Sister City Ties Strengthening Links Between Japan and Southwestern US States


Neighboring states New Mexico and Texas have been interacting a great deal with their sister cities in Japan this year. For a week in July, Santa Fe, New Mexico hosted 6 middle school students from its sister city Tsuyama, Japan. Since the beginning of their partnership in 1995, every few years around 20 students from Santa Fe go to Tsuyama to visit. The Monte del Sol Charter School in Santa Fe has been indispensable to these visits. In addition to offering Japanese language classes, it has also established its own sister city school in Tsuyama. Santa Fe, which is located in New Mexico’s third congressional district, benefits from significant economic ties to Japan as well. In 2012, $24 million of the district’s total goods exports went to Japan.

Just to the east of New Mexico, Texas likewise benefits from strong economic ties to Japan, with 2012 good exports from the state totaling $4.75 billion. But that does not mean that cultural exchanges are not equally important. So far this year, three Texas-Japan sister city relationships have produced exchanges. In February, on invitation from Kumamoto Mayor Seishi Kohyama, Christopher “The Irish Goat” Knodel represented his home city of San Antonio in Kumamoto’s Castle Marathon, which passes numerous historical sites on its 26.2 mile course. The previous year, Mayor Kohyama visited San Antonio to celebrate the partnership’s 25th anniversary, which included a visit to the Japanese Garden that had been built in 1989.

Gardens and friendship also featured prominently in Houston, where a delegation from its sister city of Chiba donated the city’s official flower, the Oga Lotus, to the Japanese Garden in Hermann Park during their April visit. On April 15th, Houston Mayor Annise Parker declared that day to be “Houston-Chiba Friendship Day,” in honor of a friendship that began in 1972.

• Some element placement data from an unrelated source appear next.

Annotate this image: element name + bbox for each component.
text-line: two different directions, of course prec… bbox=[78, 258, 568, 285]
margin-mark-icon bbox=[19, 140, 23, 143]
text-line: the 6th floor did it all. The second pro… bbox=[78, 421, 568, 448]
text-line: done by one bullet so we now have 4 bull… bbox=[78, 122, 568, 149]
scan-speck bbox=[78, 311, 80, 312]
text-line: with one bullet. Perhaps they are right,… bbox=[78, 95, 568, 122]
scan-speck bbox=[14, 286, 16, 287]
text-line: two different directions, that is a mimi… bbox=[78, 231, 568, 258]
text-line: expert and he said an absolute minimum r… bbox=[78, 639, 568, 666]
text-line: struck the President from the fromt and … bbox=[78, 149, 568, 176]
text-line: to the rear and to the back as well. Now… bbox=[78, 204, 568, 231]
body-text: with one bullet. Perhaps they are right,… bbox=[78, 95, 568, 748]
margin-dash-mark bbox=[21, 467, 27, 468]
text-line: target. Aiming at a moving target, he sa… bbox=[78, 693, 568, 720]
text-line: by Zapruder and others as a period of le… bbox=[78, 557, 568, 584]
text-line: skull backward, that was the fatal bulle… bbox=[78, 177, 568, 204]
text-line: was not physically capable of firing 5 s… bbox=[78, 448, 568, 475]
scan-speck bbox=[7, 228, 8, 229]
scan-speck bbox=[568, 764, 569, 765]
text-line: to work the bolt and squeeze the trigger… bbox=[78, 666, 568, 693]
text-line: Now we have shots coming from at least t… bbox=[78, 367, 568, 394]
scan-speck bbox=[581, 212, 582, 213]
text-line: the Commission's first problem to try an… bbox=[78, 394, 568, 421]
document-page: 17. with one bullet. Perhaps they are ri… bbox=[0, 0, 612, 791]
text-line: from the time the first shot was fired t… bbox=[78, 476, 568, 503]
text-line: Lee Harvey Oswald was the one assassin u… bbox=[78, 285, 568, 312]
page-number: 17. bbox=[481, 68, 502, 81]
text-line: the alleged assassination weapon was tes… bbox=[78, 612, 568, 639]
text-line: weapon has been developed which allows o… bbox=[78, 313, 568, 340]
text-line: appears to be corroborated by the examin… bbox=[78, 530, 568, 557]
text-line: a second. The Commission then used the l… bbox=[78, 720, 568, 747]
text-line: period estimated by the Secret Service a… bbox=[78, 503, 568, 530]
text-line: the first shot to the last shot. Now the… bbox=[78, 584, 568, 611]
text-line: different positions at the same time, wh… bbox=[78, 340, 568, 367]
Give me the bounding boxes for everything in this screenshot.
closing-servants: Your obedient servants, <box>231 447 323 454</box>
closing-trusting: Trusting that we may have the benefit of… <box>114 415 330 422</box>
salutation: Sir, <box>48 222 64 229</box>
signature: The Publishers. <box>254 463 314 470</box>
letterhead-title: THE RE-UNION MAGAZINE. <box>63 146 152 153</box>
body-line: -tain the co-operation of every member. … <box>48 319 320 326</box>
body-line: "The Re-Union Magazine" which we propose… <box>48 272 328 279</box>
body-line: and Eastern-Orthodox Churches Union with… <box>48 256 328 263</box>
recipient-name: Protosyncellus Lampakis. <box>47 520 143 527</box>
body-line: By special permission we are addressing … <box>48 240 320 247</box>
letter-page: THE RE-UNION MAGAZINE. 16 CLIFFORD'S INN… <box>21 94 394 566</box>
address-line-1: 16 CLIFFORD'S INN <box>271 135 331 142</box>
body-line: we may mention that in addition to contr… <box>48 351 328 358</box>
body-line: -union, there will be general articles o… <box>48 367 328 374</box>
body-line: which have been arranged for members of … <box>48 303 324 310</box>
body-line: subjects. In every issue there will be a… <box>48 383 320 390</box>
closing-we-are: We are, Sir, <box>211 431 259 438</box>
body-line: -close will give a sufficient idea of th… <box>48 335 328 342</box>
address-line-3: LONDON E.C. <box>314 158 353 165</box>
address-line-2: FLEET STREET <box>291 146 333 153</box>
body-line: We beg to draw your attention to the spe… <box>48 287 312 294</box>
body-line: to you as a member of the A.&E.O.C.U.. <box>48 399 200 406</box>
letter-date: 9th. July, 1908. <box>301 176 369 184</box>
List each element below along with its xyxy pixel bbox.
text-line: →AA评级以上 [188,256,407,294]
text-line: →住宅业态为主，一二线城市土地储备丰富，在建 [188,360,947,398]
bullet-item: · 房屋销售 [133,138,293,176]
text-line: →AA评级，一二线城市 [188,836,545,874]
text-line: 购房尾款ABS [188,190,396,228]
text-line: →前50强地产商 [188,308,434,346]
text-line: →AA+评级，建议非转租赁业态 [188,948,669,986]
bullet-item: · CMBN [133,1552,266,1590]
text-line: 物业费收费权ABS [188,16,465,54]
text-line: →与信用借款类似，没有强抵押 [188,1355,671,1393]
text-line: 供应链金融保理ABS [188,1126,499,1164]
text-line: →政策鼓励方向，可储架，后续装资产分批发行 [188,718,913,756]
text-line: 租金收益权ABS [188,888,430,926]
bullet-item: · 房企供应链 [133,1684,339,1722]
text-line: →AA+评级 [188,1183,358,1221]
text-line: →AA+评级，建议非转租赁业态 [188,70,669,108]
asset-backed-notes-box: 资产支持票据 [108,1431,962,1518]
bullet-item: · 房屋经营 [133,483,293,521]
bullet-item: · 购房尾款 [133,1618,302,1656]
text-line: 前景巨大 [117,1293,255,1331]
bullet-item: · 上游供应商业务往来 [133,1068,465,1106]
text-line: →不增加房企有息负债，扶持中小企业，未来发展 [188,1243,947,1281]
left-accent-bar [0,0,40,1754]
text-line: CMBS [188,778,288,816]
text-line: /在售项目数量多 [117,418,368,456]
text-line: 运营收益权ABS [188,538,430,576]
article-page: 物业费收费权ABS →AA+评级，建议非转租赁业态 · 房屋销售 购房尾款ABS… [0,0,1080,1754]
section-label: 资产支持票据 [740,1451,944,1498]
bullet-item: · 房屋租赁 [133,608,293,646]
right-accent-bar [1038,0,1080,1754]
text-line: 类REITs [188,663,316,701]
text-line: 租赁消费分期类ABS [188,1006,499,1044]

Another long-standing Texas-Japan relationship is that shared by Tyler and Yachiyo, dating back to 1992. In the last 22 years there has been roughly one trip a year between Yachiyo and Tyler, either with delegations from Japan to Texas or vice versa. This July, a 12-person delegation headed by Tyler Police Chief and Tyler Sister Cities President Gary Swindle traveled to Yachiyo. During their stay the group experienced Japanese homestays, a summer festival in neighboring Sawara, and even an earthquake. Swindle and his fellow delegates are looking forward to hosting their Japanese counterparts in Tyler next year and cementing the friendships they made on this and previous trips.

Sarah Batiuk is a Research Intern at the East-West Center in Washington, DC.